Buitres con espuma en la boca: Argentina sigue pagando al contado

Con precios que cambian al compás de cada bombardeo, el mundo financiero bailó nuevamente al compás de lo que pasa en Medio Oriente. Lo que tuvo más impacto fue una suba vertical del petróleo. Y una movida de los inversores, que abandonan casi todas las monedas para pasarse al dólar, que es líquido y permite moverse rápido. A nivel local el dólar no se movió, hay súper peso. Los bonos se defienden. Y mientras las Bolsas mundiales bajan fuerte, esta vez el MerVal bajó apenas. Presión en torno a Caputo por la estrategia para financiar la deuda
- 🌍 Volatilidad global por el conflicto en Medio Oriente: los mercados caen y el petróleo sube.
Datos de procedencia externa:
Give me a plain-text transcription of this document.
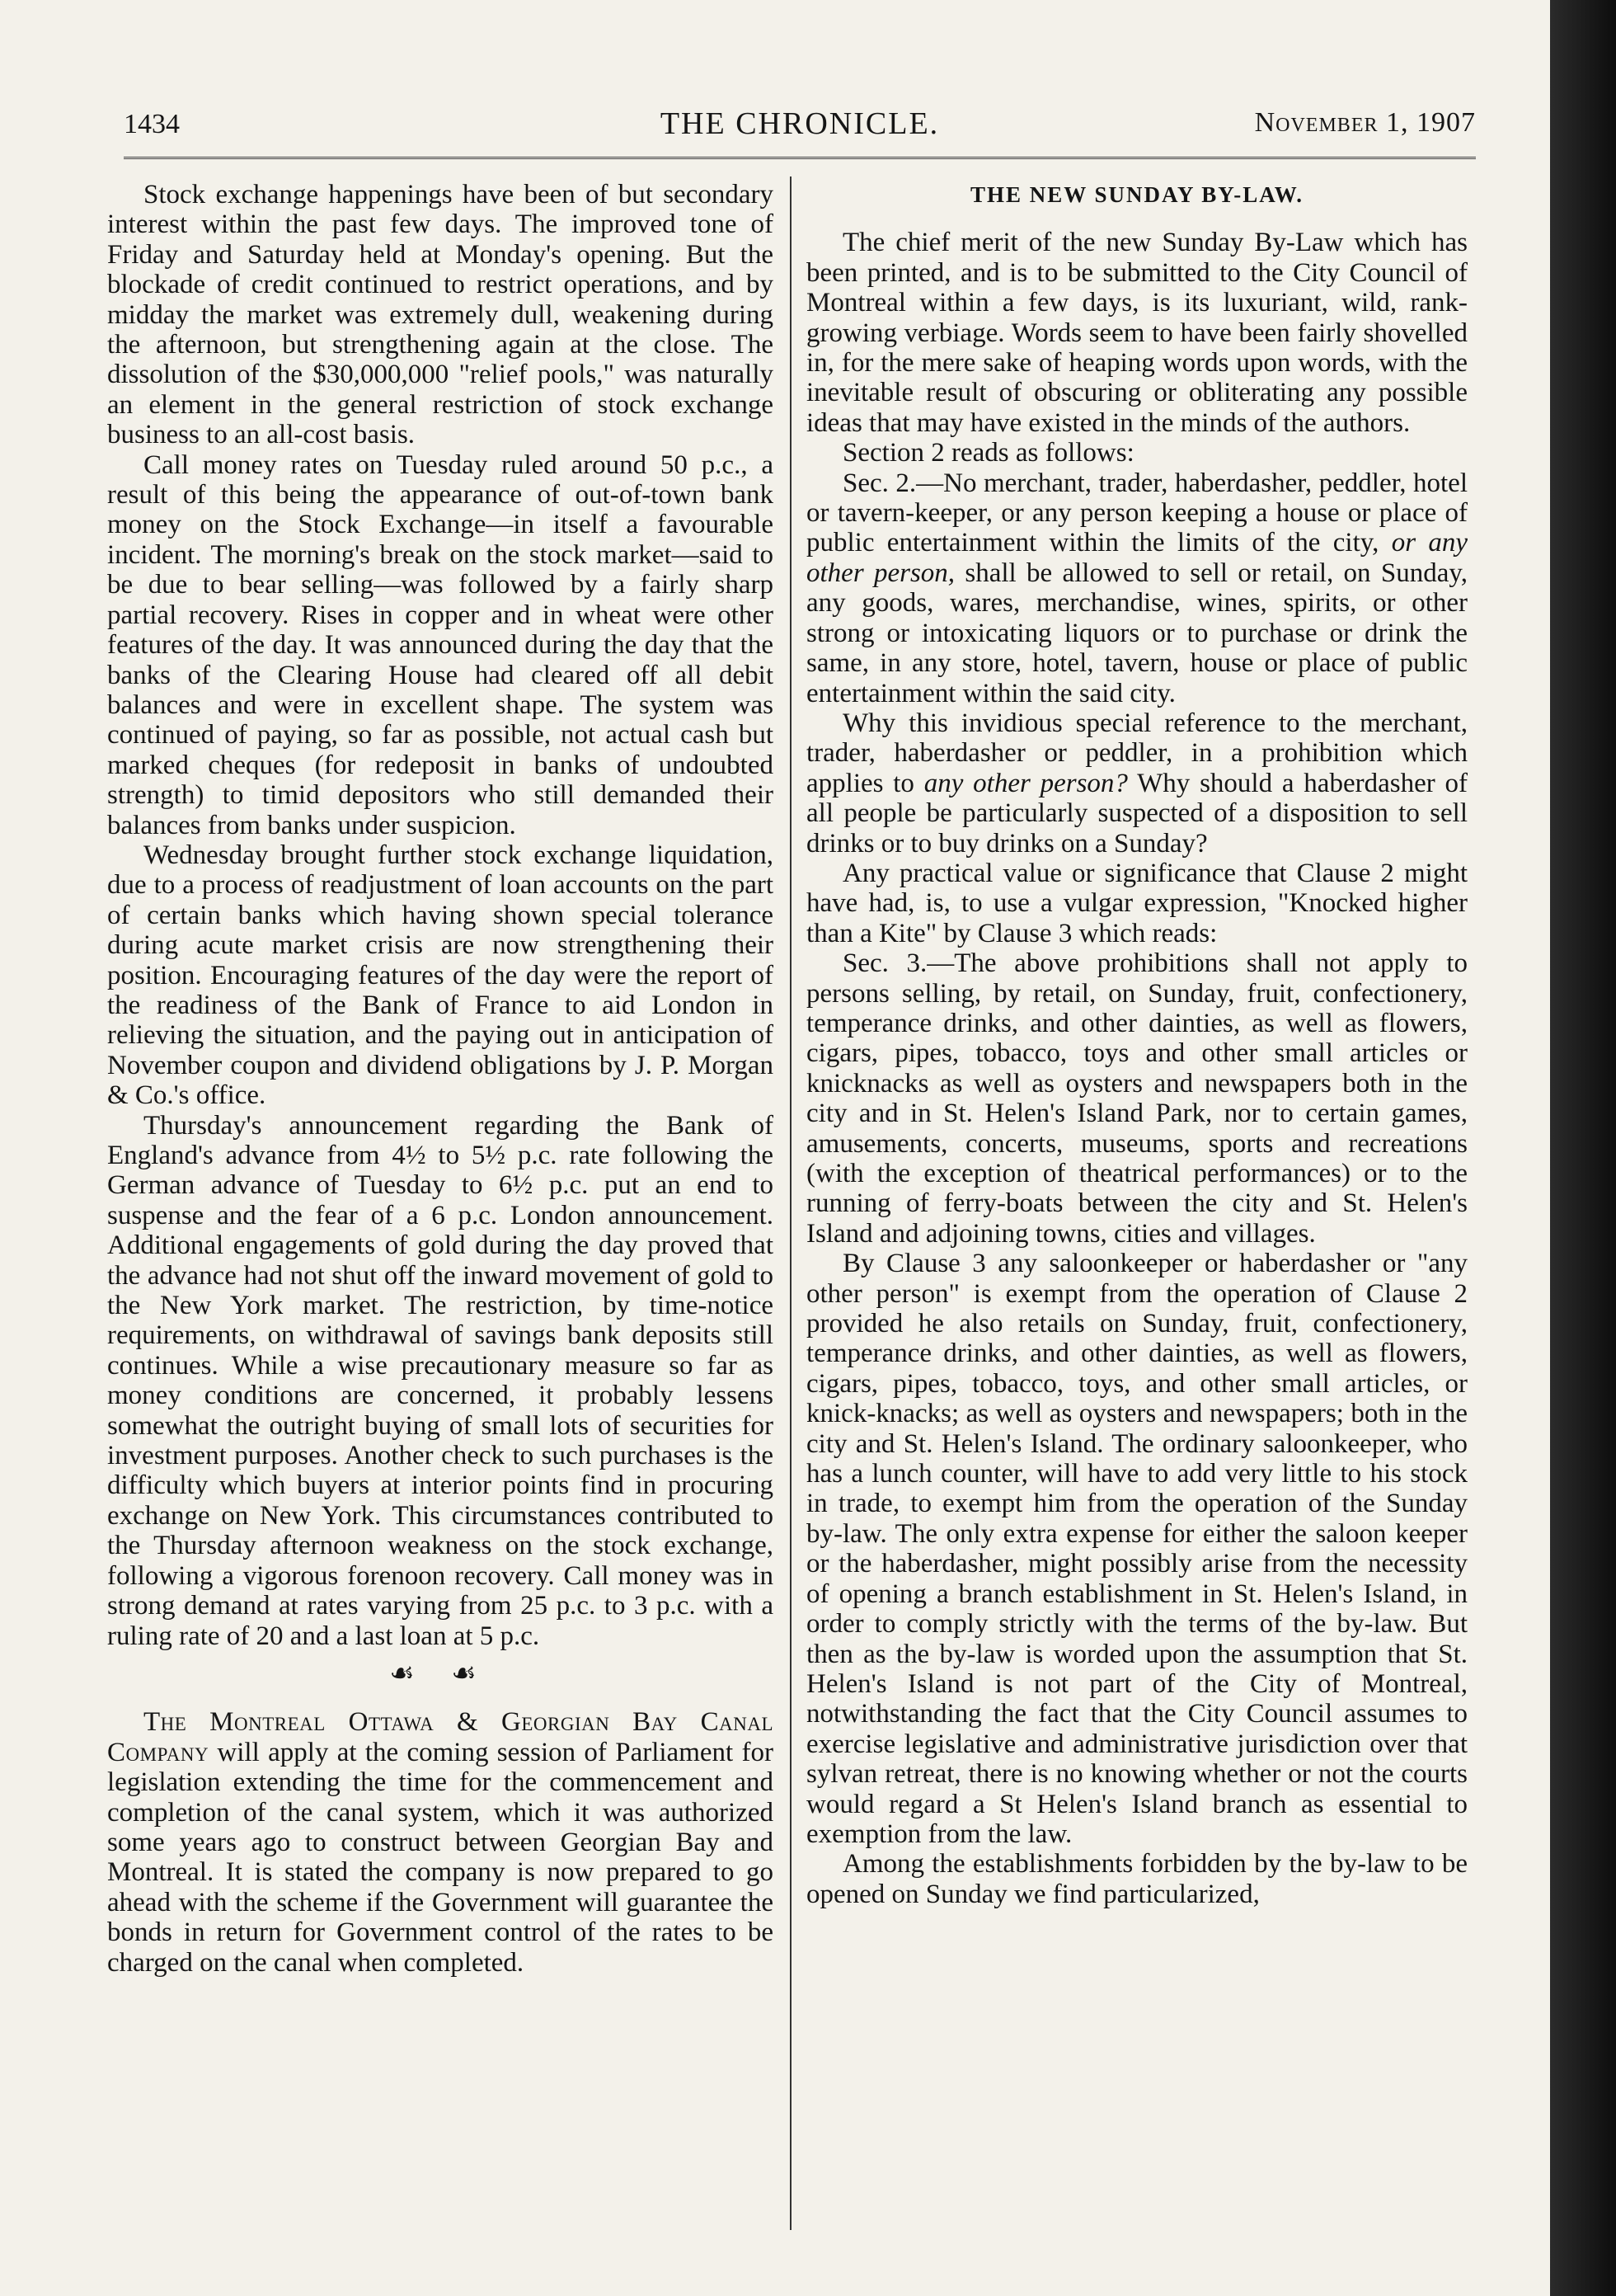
1434	THE CHRONICLE.	November 1, 1907

Stock exchange happenings have been of but secondary interest within the past few days. The improved tone of Friday and Saturday held at Monday's opening. But the blockade of credit continued to restrict operations, and by midday the market was extremely dull, weakening during the afternoon, but strengthening again at the close. The dissolution of the $30,000,000 "relief pools," was naturally an element in the general restriction of stock exchange business to an all-cost basis.

Call money rates on Tuesday ruled around 50 p.c., a result of this being the appearance of out-of-town bank money on the Stock Exchange—in itself a favourable incident. The morning's break on the stock market—said to be due to bear selling—was followed by a fairly sharp partial recovery. Rises in copper and in wheat were other features of the day. It was announced during the day that the banks of the Clearing House had cleared off all debit balances and were in excellent shape. The system was continued of paying, so far as possible, not actual cash but marked cheques (for redeposit in banks of undoubted strength) to timid depositors who still demanded their balances from banks under suspicion.

Wednesday brought further stock exchange liquidation, due to a process of readjustment of loan accounts on the part of certain banks which having shown special tolerance during acute market crisis are now strengthening their position. Encouraging features of the day were the report of the readiness of the Bank of France to aid London in relieving the situation, and the paying out in anticipation of November coupon and dividend obligations by J. P. Morgan & Co.'s office.

Thursday's announcement regarding the Bank of England's advance from 4½ to 5½ p.c. rate following the German advance of Tuesday to 6½ p.c. put an end to suspense and the fear of a 6 p.c. London announcement. Additional engagements of gold during the day proved that the advance had not shut off the inward movement of gold to the New York market. The restriction, by time-notice requirements, on withdrawal of savings bank deposits still continues. While a wise precautionary measure so far as money conditions are concerned, it probably lessens somewhat the outright buying of small lots of securities for investment purposes. Another check to such purchases is the difficulty which buyers at interior points find in procuring exchange on New York. This circumstances contributed to the Thursday afternoon weakness on the stock exchange, following a vigorous forenoon recovery. Call money was in strong demand at rates varying from 25 p.c. to 3 p.c. with a ruling rate of 20 and a last loan at 5 p.c.

☙ ☙

The Montreal Ottawa & Georgian Bay Canal Company will apply at the coming session of Parliament for legislation extending the time for the commencement and completion of the canal system, which it was authorized some years ago to construct between Georgian Bay and Montreal. It is stated the company is now prepared to go ahead with the scheme if the Government will guarantee the bonds in return for Government control of the rates to be charged on the canal when completed.

THE NEW SUNDAY BY-LAW.

The chief merit of the new Sunday By-Law which has been printed, and is to be submitted to the City Council of Montreal within a few days, is its luxuriant, wild, rank-growing verbiage. Words seem to have been fairly shovelled in, for the mere sake of heaping words upon words, with the inevitable result of obscuring or obliterating any possible ideas that may have existed in the minds of the authors.

Section 2 reads as follows:

Sec. 2.—No merchant, trader, haberdasher, peddler, hotel or tavern-keeper, or any person keeping a house or place of public entertainment within the limits of the city, or any other person, shall be allowed to sell or retail, on Sunday, any goods, wares, merchandise, wines, spirits, or other strong or intoxicating liquors or to purchase or drink the same, in any store, hotel, tavern, house or place of public entertainment within the said city.

Why this invidious special reference to the merchant, trader, haberdasher or peddler, in a prohibition which applies to any other person? Why should a haberdasher of all people be particularly suspected of a disposition to sell drinks or to buy drinks on a Sunday?

Any practical value or significance that Clause 2 might have had, is, to use a vulgar expression, "Knocked higher than a Kite" by Clause 3 which reads:

Sec. 3.—The above prohibitions shall not apply to persons selling, by retail, on Sunday, fruit, confectionery, temperance drinks, and other dainties, as well as flowers, cigars, pipes, tobacco, toys and other small articles or knicknacks as well as oysters and newspapers both in the city and in St. Helen's Island Park, nor to certain games, amusements, concerts, museums, sports and recreations (with the exception of theatrical performances) or to the running of ferry-boats between the city and St. Helen's Island and adjoining towns, cities and villages.

By Clause 3 any saloonkeeper or haberdasher or "any other person" is exempt from the operation of Clause 2 provided he also retails on Sunday, fruit, confectionery, temperance drinks, and other dainties, as well as flowers, cigars, pipes, tobacco, toys, and other small articles, or knick-knacks; as well as oysters and newspapers; both in the city and St. Helen's Island. The ordinary saloonkeeper, who has a lunch counter, will have to add very little to his stock in trade, to exempt him from the operation of the Sunday by-law. The only extra expense for either the saloon keeper or the haberdasher, might possibly arise from the necessity of opening a branch establishment in St. Helen's Island, in order to comply strictly with the terms of the by-law. But then as the by-law is worded upon the assumption that St. Helen's Island is not part of the City of Montreal, notwithstanding the fact that the City Council assumes to exercise legislative and administrative jurisdiction over that sylvan retreat, there is no knowing whether or not the courts would regard a St Helen's Island branch as essential to exemption from the law.

Among the establishments forbidden by the by-law to be opened on Sunday we find particularized,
- ⛽️ Refugio de inversores: el dólar se fortalece; oro, plata y criptomonedas muestran caídas.
- ⚠️ Advertencia del FMI: Kristalina Georgieva señala que la guerra podría reavivar la inflación y frenar el crecimiento mundial.
- 🧭 Incertidumbres: la duración del conflicto y la reacción de Irán definen el impacto económico.
- 🗳️ Factor político en EE. UU.: el apoyo a Trump podría influir en la economía; quedan ocho meses para las elecciones de medio término.
- 🛢️ Precios del petróleo: barril por encima de US$ 80, con potencial hacia US$ 100.
- 🇦🇷 Argentina: posible superávit comercial energético este año gracias al petróleo y gas (y ventas de litio y cobre).
- 🏦 BCRA y tipo de cambio: el banco central compra dólares; reservas caen por pagos y caída del oro; blue baja y oficial sube.
- 💼 Renuncia y movimientos en finanzas: Lew abandona su cargo; Caputo coloca un bono corto 2027 para asegurar financiamiento.
- 📈 Riesgo país y contexto electoral: sube a 545 puntos; si no baja, podría haber una corrida cambiaria en el año electoral.
- 📉 Bolsas y ADRs: caídas globales entre 1,5% y 3%; Galicia reporta una pérdida trimestral; ADRs argentinos con movimientos mixtos.
- 🪙 Commodities y divisas: petróleo sube ~8,7% (Brent cerca de 90 USD); Bitcoin cae ~3,6%; granos al alza en Chicago; metales bajan.
- 💵 Dólares en Argentina: dólar oficial a 1425,35; blue ~1400; Senebi ~1435,71; MEP ~1433,91; CCL ~1476,03; brechas y carry trade.
Con volatilidad extrema, al ritmo de cada bomba que va cayendo por ahora en cualquier lugar de Medio Oriente, los mercados mundiales volvieron a tener hoy otro día ciertamente complicado.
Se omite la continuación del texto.